Dormagen Berührend: „Das Herz wird nicht dement“

DELHOVEN · Die Ausstellung „Mensch.Demenz.Kirche.“ in Delhoven wird am Sonntag mit einem Gottesdienst in St. Josef eröffnet.

 Sozialpädagogin Birgit Linz-Radermachervor einer der 19 Staffeleien in St. Josef mit Fotos zum Thema Demenz.

Sozialpädagogin Birgit Linz-Radermachervor einer der 19 Staffeleien in St. Josef mit Fotos zum Thema Demenz.

Foto: Georg Salzburg(salz)

Die alte Frau mit der blauen Jacke sitzt auf einem Stuhl. In ihren Armen hält sie eine Puppe. Mit großen Augen schaut sie den Betrachter direkt an. Auf anderen Farbfotos sieht man ein schickes Paar tanzen oder zwei Männer, die auf einem roten Tandem fahren. In der katholischen Kirche St. Josef in Delhoven stehen 19 Staffeleien. Auf beiden Seiten der Holzgestelle hängen Rahmen im Format 74 mal 94 Zentimeter mit Bildern und Texten. Die Wanderausstellung „Mensch.Demenz.Kirche.“, die von der Altenpastoral des Erzbistums Köln entwickelt wurde, ist jetzt erstmalig in Dormagen zu sehen.

„Demenz ist ein Thema, das alle angeht. Die meisten von uns haben Familienangehörige, die von dieser Krankheit betroffen sind“, sagt Birgit Linz-Radermacher. Die 58-jährige Sozialpädagogin kennt die Problematik aus einer haupt- und einer ehrenamtlichen Perspektive. Linz-Radermacher arbeitet in der Tagespflege des Seniorenheims St. Augustinushaus an der Krefelder Straße. Zu ihren Aufgaben gehören religiöse Angebote für Bewohner und Angehörige. Sie absolvierte eine Weiterbildung zur „Begleiterin in der Seelsorge“ und schrieb ein Buch mit Andachten für Senioren. „Viele demente Menschen haben spirituelle Bedürfnisse, aber häufig ziehen sie sich mit ihren Angehörigen aus dem Pfarreileben zurück“, hat Linz-Radermacher festgestellt.

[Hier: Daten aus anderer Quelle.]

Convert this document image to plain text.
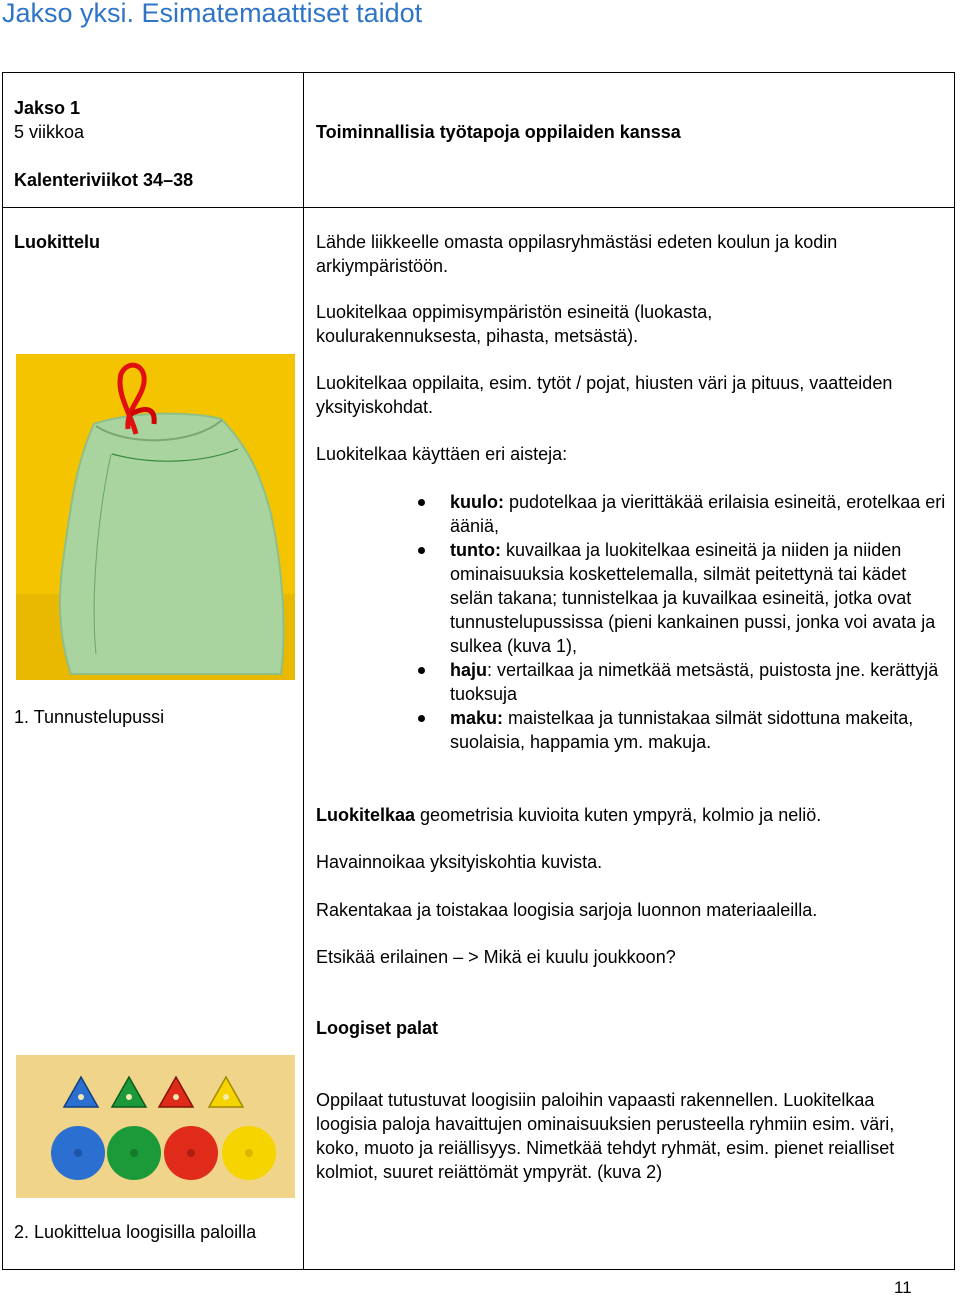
Jakso yksi. Esimatemaattiset taidot
Jakso 1
5 viikkoa
Kalenteriviikot 34–38
Toiminnallisia työtapoja oppilaiden kanssa
Luokittelu	Lähde liikkeelle omasta oppilasryhmästäsi edeten koulun ja kodin arkiympäristöön.
Luokitelkaa oppimisympäristön esineitä (luokasta, koulurakennuksesta, pihasta, metsästä).
Luokitelkaa oppilaita, esim. tytöt / pojat, hiusten väri ja pituus, vaatteiden yksityiskohdat.
Luokitelkaa käyttäen eri aisteja:
kuulo: pudotelkaa ja vierittäkää erilaisia esineitä, erotelkaa eri ääniä,
tunto: kuvailkaa ja luokitelkaa esineitä ja niiden ja niiden ominaisuuksia koskettelemalla, silmät peitettynä tai kädet selän takana; tunnistelkaa ja kuvailkaa esineitä, jotka ovat tunnustelupussissa (pieni kankainen pussi, jonka voi avata ja sulkea (kuva 1),
haju: vertailkaa ja nimetkää metsästä, puistosta jne. kerättyjä tuoksuja
maku: maistelkaa ja tunnistakaa silmät sidottuna makeita, suolaisia, happamia ym. makuja.
Luokitelkaa geometrisia kuvioita kuten ympyrä, kolmio ja neliö.
Havainnoikaa yksityiskohtia kuvista.
Rakentakaa ja toistakaa loogisia sarjoja luonnon materiaaleilla.
Etsikää erilainen – > Mikä ei kuulu joukkoon?
1. Tunnustelupussi
Loogiset palat
Oppilaat tutustuvat loogisiin paloihin vapaasti rakennellen. Luokitelkaa loogisia paloja havaittujen ominaisuuksien perusteella ryhmiin esim. väri, koko, muoto ja reiällisyys. Nimetkää tehdyt ryhmät, esim. pienet reialliset kolmiot, suuret reiättömät ympyrät. (kuva 2)
2. Luokittelua loogisilla paloilla
11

Sie gehört der ehrenamtlichen Projektgruppe „Demenzsensible Gemeinde“ an, die vom Pfarrgemeinderat des Seelsorgebereichs Dormagen-Nord initiiert wurde. Als erste Aktion holte die Gruppe die Demenz-Ausstellung nach Delhoven, wo sie an diesem Sonntag, 2. September, mit einem Gottesdienst in St. Josef eröffnet wird, der um um 11 Uhr beginnt.

Die Ausstellung beinhaltet sechs Themen: Bewegung, Suche, Dialog, berührt, versunken und verloren. „Die ausdrucksstarken Bilder und spirituellen Texte sollen zu einer persönlichen Auseinandersetzung mit der Krankheit anregen. Ihre Eindrücke können die Besucher auf eine Tafel schreiben und so mit anderen teilen“, sagt Linz-Radermacher.

Beim Umgang mit dementen Menschen versuche man, die unterschiedlichen Sinne anzusprechen und Gefühle zu aktivieren, „denn das Herz wird nicht dement“, so die Sozialpädagogin. Predigtgespräch, Weihrauch, alte Kirchenlieder – ein spezieller Gottesdienst für Demente soll in der Adventszeit stattfinden und alte Erinnerungen wieder zum Vorschein bringen. Zugleich erleben die Angehörigen die Messe als eine Art Ruhepol und erfahren dabei, dass sie von Mitchristen unterstützt werden. „Die erkrankte Mutter darf sich verhalten wie sie mag, ohne dass der Banknachbar genervt die Augen verdreht“, betont die Seelsorgerin.

Eine weitere Idee der Projektgruppe „Demenzsensible Gemeinde“ ist die Schulung des Kranken- und Besuchsdienstes der Pfarrei. „Wenn die Gratulanten besser über die Symptome informiert sind, können sie verständnisvoller reagieren, wenn der Besuchte zum Beispiel hartnäckig behauptet, dass er heute gar keinen Geburtstag hat“, meint Birgit Linz-Radermacher.